II. Overview of data mining techniques
- Introduction: preprocessing and basic exploratory analysis (univariate statistics) of quantitative data: a revision of statistical concepts (only a revision in the context of the course).
- Unsupervised learning: clustering, PCA
- An introduction to classification methods: overview of classification systems, model validation (e.g. different cross-validation techniques)
- Biomedical feature selection and dimensionality reduction
- Supervised learning techniques (a solid introduction to commonly used techniques and algorithms): regression techniques, discriminant analysis, support vector machines, random forests, ensemble classifiers, decision trees, neural networks, naive Bayes, association rule mining
- Biomedical text mining
- Visual data mining
III. Biomedical data mining applications
In a number of case studies, and through real research results it will be shown how these techniques can be employed to extract novel insights from biomedical data. These lectures should cover diverse data types (e.g. quantitative molecular data, molecular sequences, molecular interactions, ontologies, text, physiological measurements, patient meta-data, …) and several of the techniques addressed above.

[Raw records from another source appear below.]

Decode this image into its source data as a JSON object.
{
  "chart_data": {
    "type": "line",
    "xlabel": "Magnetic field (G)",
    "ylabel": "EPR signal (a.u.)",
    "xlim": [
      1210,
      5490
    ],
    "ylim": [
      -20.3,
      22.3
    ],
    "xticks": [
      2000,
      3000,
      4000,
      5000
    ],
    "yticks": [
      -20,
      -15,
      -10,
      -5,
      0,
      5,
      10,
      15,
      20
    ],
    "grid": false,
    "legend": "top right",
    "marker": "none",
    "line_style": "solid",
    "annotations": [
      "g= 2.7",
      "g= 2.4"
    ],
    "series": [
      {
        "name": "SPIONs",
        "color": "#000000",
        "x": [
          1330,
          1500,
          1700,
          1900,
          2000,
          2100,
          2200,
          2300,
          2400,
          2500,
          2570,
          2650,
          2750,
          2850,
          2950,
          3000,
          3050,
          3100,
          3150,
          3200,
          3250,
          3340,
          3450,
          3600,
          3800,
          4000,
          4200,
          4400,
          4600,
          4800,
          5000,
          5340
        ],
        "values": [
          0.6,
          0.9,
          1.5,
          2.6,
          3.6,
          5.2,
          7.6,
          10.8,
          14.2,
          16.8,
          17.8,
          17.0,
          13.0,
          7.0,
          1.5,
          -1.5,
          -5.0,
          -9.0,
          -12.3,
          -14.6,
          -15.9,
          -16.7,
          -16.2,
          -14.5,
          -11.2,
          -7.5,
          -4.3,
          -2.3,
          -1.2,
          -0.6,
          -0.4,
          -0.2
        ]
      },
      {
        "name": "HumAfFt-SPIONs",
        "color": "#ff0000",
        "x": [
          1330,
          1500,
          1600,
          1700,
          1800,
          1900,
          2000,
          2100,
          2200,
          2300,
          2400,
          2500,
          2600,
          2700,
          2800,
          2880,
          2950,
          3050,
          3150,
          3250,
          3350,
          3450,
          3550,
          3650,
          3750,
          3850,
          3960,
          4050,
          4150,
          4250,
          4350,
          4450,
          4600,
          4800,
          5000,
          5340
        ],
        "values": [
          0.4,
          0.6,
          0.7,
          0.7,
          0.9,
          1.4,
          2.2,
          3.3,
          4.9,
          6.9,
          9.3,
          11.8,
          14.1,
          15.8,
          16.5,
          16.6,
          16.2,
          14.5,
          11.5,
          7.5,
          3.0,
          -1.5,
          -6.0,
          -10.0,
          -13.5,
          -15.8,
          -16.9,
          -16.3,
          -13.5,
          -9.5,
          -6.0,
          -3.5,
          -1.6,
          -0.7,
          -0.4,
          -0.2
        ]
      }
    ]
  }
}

The practical part will familiarize the students with the statistical programming language R. In the first place, students should be able to correctly read in a dataset, generate graphs and perform elementary data-manipulations. Subsequently, some techniques for statistical data-analysis (linear regression, ANOVA, multivariate techniques,...) are illustrated, whereby the students should be able to use the help files and search the internet for the code to solve a particular problem. In the end, programming techniques including for-loops and custom-made functions will be illustrated to facilitate repetitive analyses.